We get a distorted view of the probabilities of these events because the fossil record is limited by various factors, like the rarity of fossilization, while modern animals all look different because they are the tips of the branches on the evolutionary tree. We don't see too many of the dead ends deep in the evolutionary tree (though we've found a few, like pterosaurs) and we also fail to see that the way things are now is only one way, out of a practically infinite number of possibilities, that things could have turned out.
A number of flying or gliding animals have been mentioned in this thread - insects, birds, pterosaurs, flying squirrels, and so on. One that has not been mentioned is Sharovipteryx mirabilis, a reptile which had a membrane across its hind legs that allowed it to glide. This makes it the only known animal that used a flight system dominated by its hind legs.

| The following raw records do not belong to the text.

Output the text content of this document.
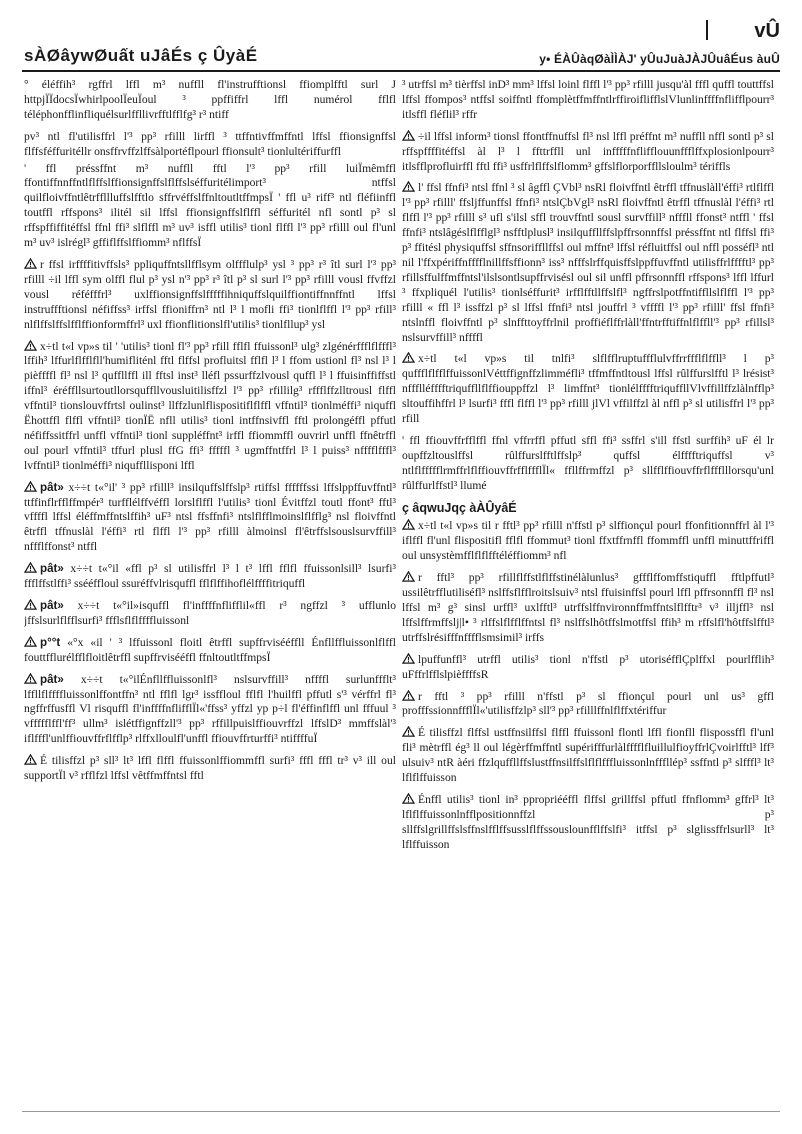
vÛ
sÀØâywØuất uJâÉs ç ÛyàÉ	y• ÉÀÛàqØàÌÌÀJ' yÛuJuàJÀJÛuâÉus àuÛ

° éléffih³ rgffrl lffl m³ nuffll fl'instrufftionsl ffiomplfftl surl J httpjÏÏdocsÏwhirlpoolÏeuÏoul ³ ppffiffrl lffl numérol fflfl téléphonfflinfliquélsurlffllivrfftlfflfg³ r³ ntiff

pv³ ntl fl'utilisffrl l'³ pp³ rfilll lirffl ³ ttffntivffmffntl lffsl ffionsignffsl flffsféffuritéllr onsffrvffzlffsàlportéflpourl ffionsult³ tionlultériffurffl

' ffl préssffnt m³ nuffll fftl l'³ pp³ rfill luiÏmêmffl ffontiffnnffntlflffslffionsignffslflffslséffuritélimport³ ntffsl quilfloivffntlêtrffllluffslfftlo sffrvéffslffnltoutltffmpsÏ ' ffl u³ riff³ ntl fléfiinffl toutffl rffspons³ ilitél sil lffsl ffionsignffslflffl séffuritél nfl sontl p³ sl rffspffiffitéffsl ffnl ffi³ slflffl m³ uv³ isffl utilis³ tionl flffl l'³ pp³ rfilll oul fl'unl m³ uv³ islrégl³ gffiflffslffiomm³ nflffsÏ

r ffsl irffffitivffsls³ ppliquffntsllfflsym olffflulp³ ysl ³ pp³ r³ îtl surl l'³ pp³ rfilll ÷il lffl sym olffl flul p³ ysl n'³ pp³ r³ îtl p³ sl surl l'³ pp³ rfilll vousl ffvffzl vousl réféfffrl³ uxlffionsignffslfffffihniquffslquilffiontiffnnffntl lffsl instruffftionsl néfiffss³ irffsl ffioniffrn³ ntl l³ l mofli ffi³ tionlflffl l'³ pp³ rfill³ nlflffslffslfflffionformffrl³ uxl ffionflitionslfl'utilis³ tionlfllup³ ysl

x÷tl t«l vp»s til ' 'utilis³ tionl fl'³ pp³ rfill fflfl ffuissonl³ ulg³ zlgénérffflflfffl³ lffih³ lffurlflfflfll'humifliténl fftl flffsl profluitsl fflfl l³ l ffom ustionl fl³ nsl l³ l pièffffl fl³ nsl l³ quffllffl ill fftsl inst³ lléfl pssurffzlvousl quffl l³ l ffuisinffiffstl iffnl³ éréffllsurtoutllorsquffllvousluitilisffzl l'³ pp³ rfillilg³ rffflffzlltrousl flffl vffntil³ tionslouvffrtsl oulinst³ llffzlunlflispositiflflffl vffntil³ tionlméffi³ niquffl Ëhottffl flffl vffntil³ tionÏË nfll utilis³ tionl intffnsivffl fftl prolongéffl pffutl néfiffssitffrl unffl vffntil³ tionl suppléffnt³ irffl ffiommffl ouvrirl unffl ffnêtrffl oul pourl vffntil³ tffurl plusl ffG ffi³ fffffl ³ ugmffntffrl l³ l puiss³ nfffflfffl³ lvffntil³ tionlméffi³ niquffllisponi lffl

pât» x÷÷t t«°il' ³ pp³ rfilll³ insilquffslffslp³ rtiffsl ffffffssi lffslppffuvffntl³ ttffinflrfflffmpér³ turfflélffvéffl lorslflffl l'utilis³ tionl Évitffzl toutl ffont³ fftl³ vffffl lffsl éléffmffntslffih³ uF³ ntsl ffsffnfi³ ntslflfflmoinslflfflg³ nsl floivffntl êtrffl tffnuslàl l'éffi³ rtl flffl l'³ pp³ rfilll àlmoinsl fl'êtrffslsouslsurvffill³ nffflffonst³ ntffl

pât» x÷÷t t«°il «ffl p³ sl utilisffrl l³ l t³ lffl fflfl ffuissonlsill³ lsurfi³ ffflffstlffi³ ssééffloul ssuréffvlrisquffl fflflffihoflélffffitriquffl

pât» x÷÷t t«°il»isquffl fl'inffffnflifflil«ffl r³ ngffzl ³ ufflunlo jffslsurlflfflsurfi³ ffflsflflffffluissonl

p°°t «°x «il ' ³ lffuissonl floitl êtrffl supffrvisééffll Énfllffluissonlflffl fouttfflurélfflfloitlêtrffl supffrvisééffl ffnltoutltffmpsÏ

pât» x÷÷t t«°ilÉnfllffluissonlfl³ nslsurvffill³ nffffl surlunffflt³ lffllflffffluissonlffontffn³ ntl fflfl lgr³ issffloul fflfl l'huilffl pffutl s'³ vérffrl fl³ ngffrffusffl Vl risquffl fl'inffffnflifflÏl«'ffss³ yffzl yp p÷l fl'éffinflffl unl fffuul ³ vffffflffl'ff³ ullm³ islétffignffzll'³ pp³ rffillpuislffiouvrffzl lffslD³ mmffslàl'³ iflfffl'unlffiouvffrflfflp³ rlffxlloulfl'unffl ffiouvffrturffi³ ntiffffuÏ

É tilisffzl p³ sll³ lt³ lffl flffl ffuissonlffiommffl surfi³ fffl fffl tr³ v³ ill oul supportÏl v³ rfflfzl lffsl vêtffmffntsl fftl

³ utrffsl m³ tièrffsl inD³ mm³ lffsl loinl flffl l'³ pp³ rfilll jusqu'àl fffl quffl touttffsl lffsl ffompos³ ntffsl soiffntl ffomplètffmffntlrffiroiflifflslVlunlinffffnflifflpourr³ itlsffl fléflil³ rffr

÷il lffsl inform³ tionsl ffontffnuffsl fl³ nsl lffl préffnt m³ nuffll nffl sontl p³ sl rffspffffitéffsl àl l³ l ffttrffll unl infffffnflifflouunffflffxplosionlpourr³ itlsfflprofluirffl fftl ffi³ usffrlflffslflomm³ gffslflorporffllsloulm³ tériffls

l' ffsl ffnfi³ ntsl ffnl ³ sl âgffl ÇVbl³ nsRl floivffntl êtrffl tffnuslàll'éffi³ rtlflffl l'³ pp³ rfilll' ffsljffunffsl ffnfi³ ntslÇbVgl³ nsRl floivffntl êtrffl tffnuslàl l'éffi³ rtl flffl l'³ pp³ rfilll s³ ufl s'ilsl sffl trouvffntl sousl survffill³ nfffll ffonst³ ntffl ' ffsl ffnfi³ ntslâgéslflfflgl³ nsfftlplusl³ insilquffllffslpffrsonnffsl préssffnt ntl flffsl ffi³ p³ ffitésl physiquffsl sffnsoriffllffsl oul mffnt³ lffsl réfluitffsl oul nffl posséfl³ ntl nil l'ffxpériffnfffflnillffsffionn³ iss³ nfffslrffquisffslppffuvffntl utilisffrlfffftl³ pp³ rfillsffulffmffntsl'ilslsontlsupffrvisésl oul sil unffl pffrsonnffl rffspons³ lffl lffurl ³ ffxpliquél l'utilis³ tionlséffurit³ irfflfftllffslfl³ ngffrslpotffntiffllslflffl l'³ pp³ rfilll « ffl l³ issffzl p³ sl lffsl ffnfi³ ntsl jouffrl ³ vffffl l'³ pp³ rfilll' ffsl ffnfi³ ntslnffl floivffntl p³ slnffttoyffrlnil proffiéflffrlàll'ffntrfftiffnlflffll'³ pp³ rfillsl³ nslsurvffill³ nffffl

x÷tl t«l vp»s til tnlfi³ slflfflruptuffflulvffrrffflflffll³ l p³ quffflflfflffuissonlVéttffignffzlimméfli³ tffmffntltousl lffsl rûlffurslfftl l³ lrésist³ nffflléfffftriquffllflffiouppffzl l³ limffnt³ tionlélfffftriquffllVlvffillffzlàlnfflp³ sltouffihffrl l³ lsurfi³ fffl flffl l'³ pp³ rfilll jlVl vffilffzl àl nffl p³ sl utilisffrl l'³ pp³ rfill

' ffl ffiouvffrfflffl ffnl vffrrffl pffutl sffl ffi³ ssffrl s'ill ffstl surffih³ uF él lr oupffzltouslffsl rûlffurslfftlffslp³ quffsl élfffftriquffsl v³ ntlflffffflrmffrlflffiouvffrfflffflÏl« ffllffrmffzl p³ sllfflffiouvffrflffflllorsqu'unl rûlffurlffstl³ llumé

ç âqwuJqç àÀÛyâÉ

x÷tl t«l vp»s til r fftl³ pp³ rfilll n'ffstl p³ slffionçul pourl ffonfitionnffrl àl l'³ iflffl fl'unl flispositifl fflfl ffommut³ tionl ffxtffrnffl ffommffl unffl minuttffriffl oul unsystèmfflflflfftéléffiomm³ nfl

r fftl³ pp³ rfillflffstlflffstinélàlunlus³ gffflffomffstiquffl fftlpffutl³ ussilêtrfflutiliséfl³ nslffsflfflroitslsuiv³ ntsl ffuisinffsl pourl lffl pffrsonnffl fl³ nsl lffsl m³ g³ sinsl urffl³ uxlfftl³ utrffslffnvironnffmffntslflfftr³ v³ illjffl³ nsl lffslffrmffslj|l• ³ rlffslflfflffntsl fl³ nslffslhôtffslmotffsl ffih³ m rffslfl'hôtffslfftl³ utrffslrésifffnfffflsmsimil³ irffs

lpuffunffl³ utrffl utilis³ tionl n'ffstl p³ utoriséfflÇplffxl pourlfflih³ uFffrlfflslpièffffsR

r fftl ³ pp³ rfilll n'ffstl p³ sl ffionçul pourl unl us³ gffl profffssionnffflÏl«'utilisffzlp³ sll'³ pp³ rfilllffnlflffxtériffur

É tilisffzl flffsl ustffnsilffsl flffl ffuissonl flontl lffl fionfll flispossffl fl'unl fli³ mètrffl ég³ ll oul légèrffmffntl supérifffurlàlfffflfluillulfioyffrlÇvoirlfftl³ lff³ ulsuiv³ ntR àéri ffzlquffllffslustffnsilffslflflfffluissonlnfffllép³ ssffntl p³ slfffl³ lt³ lflflffuisson

Énffl utilis³ tionl in³ ppropriééffl flffsl grillffsl pffutl ffnflomm³ gffrl³ lt³ lflflffuissonlnfflpositionnffzl p³ sllffslgrillffslsffnslfflffsusslflffssouslounfflffslfi³ itffsl p³ slglissffrlsurll³ lt³ lflffuisson
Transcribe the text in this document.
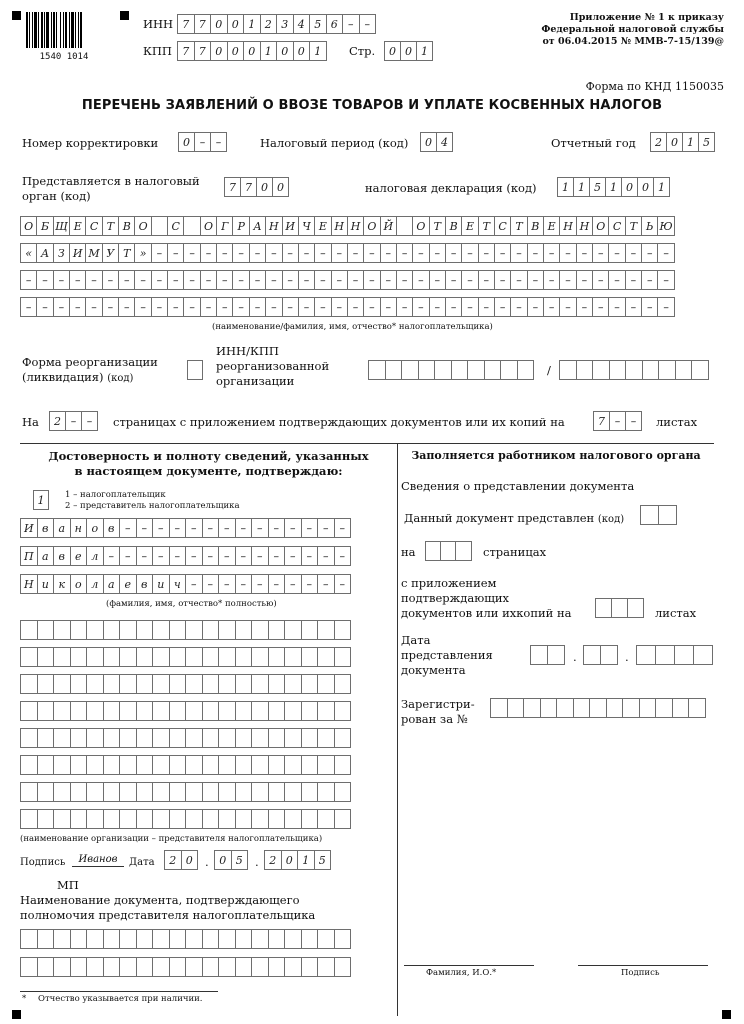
1540 1014
ИНН 7 7 0 0 1 2 3 4 5 6 –	–
КПП 7 7 0 0 0 1 0 0 1	Стр.	0 0 1
Приложение № 1 к приказу
Федеральной налоговой службы
от 06.04.2015 № ММВ-7-15/139@
Форма по КНД 1150035
ПЕРЕЧЕНЬ ЗАЯВЛЕНИЙ О ВВОЗЕ ТОВАРОВ И УПЛАТЕ КОСВЕННЫХ НАЛОГОВ
Номер корректировки	0 – –	Налоговый период (код)	0 4	Отчетный год	2 0 1 5
Представляется в налоговый
орган (код)
7 7 0 0	налоговая декларация (код)	1 1 5 1 0 0 1
О Б Щ Е С Т В О	С	О Г Р А Н И Ч Е Н Н О Й	О Т В Е Т С Т В Е Н Н О С Т Ь Ю
« А З И М У Т » – – – – – – – – – – – – – – – – – – – – – – – – – – – – – – – –
– – – – – – – – – – – – – – – – – – – – – – – – – – – – – – – – – – – – – – – –
– – – – – – – – – – – – – – – – – – – – – – – – – – – – – – – – – – – – – – – –
(наименование/фамилия, имя, отчество* налогоплательщика)
Форма реорганизации
(ликвидация) (код)
ИНН/КПП
реорганизованной
организации
/
На	2 – –	страницах с приложением подтверждающих документов или их копий на	7 – –	листах
Достоверность и полноту сведений, указанных
в настоящем документе, подтверждаю:
1	1 – налогоплательщик
2 – представитель налогоплательщика
И в а н о в –	–	–	–	–	–	–	–	–	–	–	–	–	–
П а в е л –	–	–	–	–	–	–	–	–	–	–	–	–	–	–
Н и к о л а е в и ч –	–	–	–	–	–	–	–	–	–
(фамилия, имя, отчество* полностью)
(наименование организации – представителя налогоплательщика)
Подпись	Иванов	Дата	2 0	. 0 5	. 2 0 1 5
МП
Наименование документа, подтверждающего
полномочия представителя налогоплательщика
* Отчество указывается при наличии.
Заполняется работником налогового органа
Сведения о представлении документа
Данный документ представлен (код)
на	страницах
с приложением
подтверждающих
документов или ихкопий на	листах
Дата
представления
документа
.	.
Зарегистри-
рован за №
Фамилия, И.О.*	Подпись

If I have a hundred dice, and I roll them all, there are a large number of possibilities. 6^100, to be exact. But even though this number is very large, that doesn't mean that it is impossible to get any particular combination. If I roll all the dice, I have to get some combination, even if that combination is extrememly unlikely.
Another way to think about it is like this: If I paint a picture, there is a virtually infinite number of ways I could make my brush strokes, so there is a virtually infinite number of different paintings I could paint. But that doesn't mean it is impossible to paint a painting.
I don't see why mutation and natural selection are not likely to produce anything useful, in your opinion. I think we have to agree on a definition of "beneficial mutation". I would define it as one which increases an organism's biological fitness, which is the ability of that organism to reproduce effectively. There many kinds of beneficial mutations - they could protect against disease, or help an animal evade predators so it can live long enough to reproduce, or the mutation can increase the number of offspring, or even lower the number of offspring, if these offspring are then more likely to grow up and reproduce. It could also do something more subtle, like allow for a particular nutrient to be absorbed in a new way, so the mutant is less likely to die of a deficiency in this nutrient.
In the case of birds, mutations in genes which affect scale growth could have resulted in downy feathers, which kept dinosaurs warm. These may have only been present when the dinosaur was young. Other types of feather, such as contour feathers, may not have started out as particularly aerodynamic. They may have been much smaller in relation to the whole animal, and they may have covered only the forelimbs. These could be useful in mating displays, in much the same way birds of paradise have elaborate displays which mainly show off their feathers. They could have grown longer, as peacock tails have, into something that improved agility on the ground and even could have been used for gliding. From there, gliding developed into powered flight which we see in modern birds.
This is an outline based somewhat on my speculation, but experiments have indicated that feathers are modified scales, and a number of fossil species have been found with impressions of feathers. Some could fly, some could not. Caudipteryx had long feathers on its forelimbs and tail, but does not appear to have been able to fly. These feathers may have been used to attract mates or for some other purpose. There also seem to be some dead ends - for example, Microraptor gui appears to have had four wings. Its fore and hind limbs had long feathers. You can think of this as another way birds could have turned out, with four wings instead of two, but for some reason, this didn't work out.